Commons-based peer production has also proven useful for spreading ideas, including open source itself. Search Google for “open source” (with the quotes), and you’ll get results in many dozens of millions. Yet, the term has been in wide use only since February 8, 1998. That’s when Eric S. Raymond (known for maintaining the Jargon File and editing The New Hacker’s Dictionary, among other things) issued a bulletin to the programming community titled, “‘Goodbye, ‘free software’; hello, ‘open source.’”9 It set out, with a fine degree of calculation, to establish open source as a common and well-understood concept.10

The strategy worked just about perfectly, thanks in large measure to the charismatic personality and polemical genius of Eric, whom Christopher Locke calls “a rhetorician of the first water.”11 What rocks here—and is easy to forget—is that “open source” was intentional. As Eric explained in The Cluetrain Manifesto (and as I quoted at the start of this chapter), “We intended this revolution.”
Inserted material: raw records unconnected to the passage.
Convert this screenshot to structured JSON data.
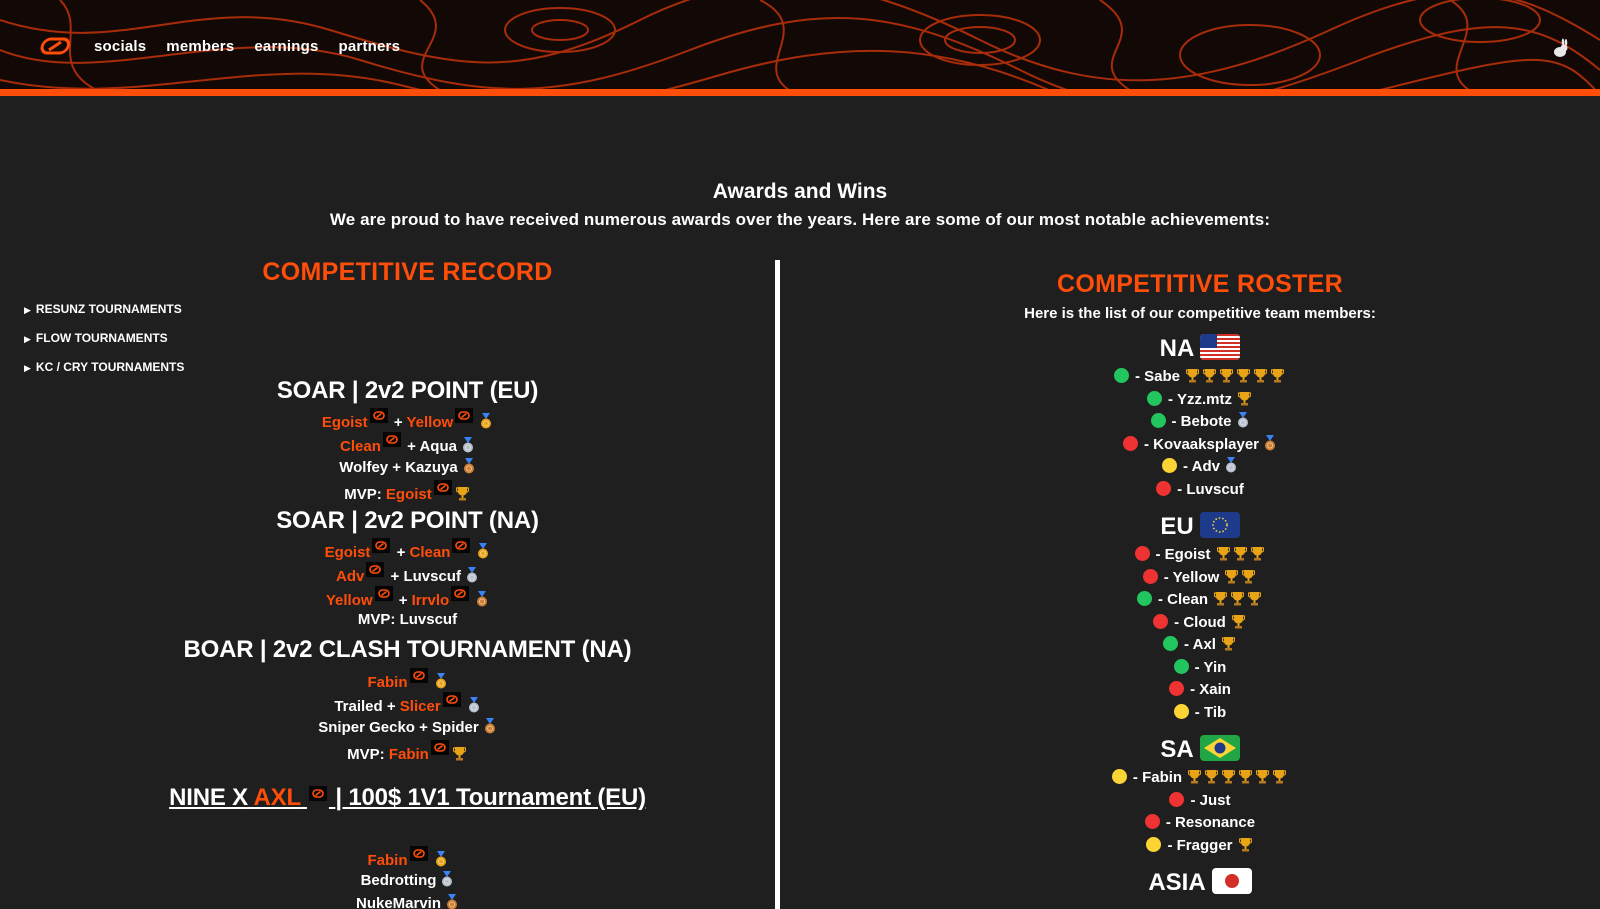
{
  "nav": {
    "links": [
      "socials",
      "members",
      "earnings",
      "partners"
    ]
  },
  "awards": {
    "title": "Awards and Wins",
    "subtitle": "We are proud to have received numerous awards over the years. Here are some of our most notable achievements:"
  },
  "record": {
    "heading": "COMPETITIVE RECORD",
    "dropdowns": [
      "RESUNZ TOURNAMENTS",
      "FLOW TOURNAMENTS",
      "KC / CRY TOURNAMENTS"
    ],
    "ev1": {
      "title": "SOAR | 2v2 POINT (EU)",
      "a": "Egoist",
      "b": "Yellow",
      "c": "Clean",
      "d": "+ Aqua",
      "e": "Wolfey + Kazuya",
      "mvp": "MVP:",
      "mvp_name": "Egoist"
    },
    "ev2": {
      "title": "SOAR | 2v2 POINT (NA)",
      "a": "Egoist",
      "b": "Clean",
      "c": "Adv",
      "d": "+ Luvscuf",
      "e": "Yellow",
      "f": "Irrvlo",
      "mvp": "MVP: Luvscuf"
    },
    "ev3": {
      "title": "BOAR | 2v2 CLASH TOURNAMENT (NA)",
      "a": "Fabin",
      "b": "Trailed +",
      "c": "Slicer",
      "d": "Sniper Gecko + Spider",
      "mvp": "MVP:",
      "mvp_name": "Fabin"
    },
    "ev4": {
      "t1": "NINE X",
      "t2": "AXL",
      "t3": "| 100$ 1V1 Tournament (EU)",
      "a": "Fabin",
      "b": "Bedrotting",
      "c": "NukeMarvin"
    },
    "plus": "+"
  },
  "roster": {
    "heading": "COMPETITIVE ROSTER",
    "subtitle": "Here is the list of our competitive team members:",
    "regions": [
      {
        "name": "NA",
        "members": [
          {
            "name": "- Sabe",
            "status": "green",
            "trophies": 6
          },
          {
            "name": "- Yzz.mtz",
            "status": "green",
            "trophies": 1
          },
          {
            "name": "- Bebote",
            "status": "green",
            "medal": "silver"
          },
          {
            "name": "- Kovaaksplayer",
            "status": "red",
            "medal": "bronze"
          },
          {
            "name": "- Adv",
            "status": "yellow",
            "medal": "silver"
          },
          {
            "name": "- Luvscuf",
            "status": "red"
          }
        ]
      },
      {
        "name": "EU",
        "members": [
          {
            "name": "- Egoist",
            "status": "red",
            "trophies": 3
          },
          {
            "name": "- Yellow",
            "status": "red",
            "trophies": 2
          },
          {
            "name": "- Clean",
            "status": "green",
            "trophies": 3
          },
          {
            "name": "- Cloud",
            "status": "red",
            "trophies": 1
          },
          {
            "name": "- Axl",
            "status": "green",
            "trophies": 1
          },
          {
            "name": "- Yin",
            "status": "green"
          },
          {
            "name": "- Xain",
            "status": "red"
          },
          {
            "name": "- Tib",
            "status": "yellow"
          }
        ]
      },
      {
        "name": "SA",
        "members": [
          {
            "name": "- Fabin",
            "status": "yellow",
            "trophies": 6
          },
          {
            "name": "- Just",
            "status": "red"
          },
          {
            "name": "- Resonance",
            "status": "red"
          },
          {
            "name": "- Fragger",
            "status": "yellow",
            "trophies": 1
          }
        ]
      },
      {
        "name": "ASIA",
        "members": []
      }
    ]
  },
  "colors": {
    "accent": "#ff4d0a",
    "green": "#22c55e",
    "red": "#ef3333",
    "yellow": "#fcd535",
    "gold": "#e8a317"
  }
}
Eric’s efforts also took advantage of a movement that was already well underway. That movement started in 1983, when Richard Stallman announced the GNU Project. The GNU Manifesto, the Free Software Definition, the Free Software Foundation, and the GNU General Public License (GPL) followed. Said the GNU Manifesto, “‘Free software’ is a matter of liberty, not price. To understand the concept, you should think of ‘free’ as in ‘free speech,’ not as in ‘free beer.’ Free software is a matter of the users’ freedom to run, copy, distribute, study, change and improve the software.”12 So, while Eric and friends correctly recognized problems with “free software” as a label, the founding importance of freedom was not diminished by the Open Source Initiative’s rebranding effort.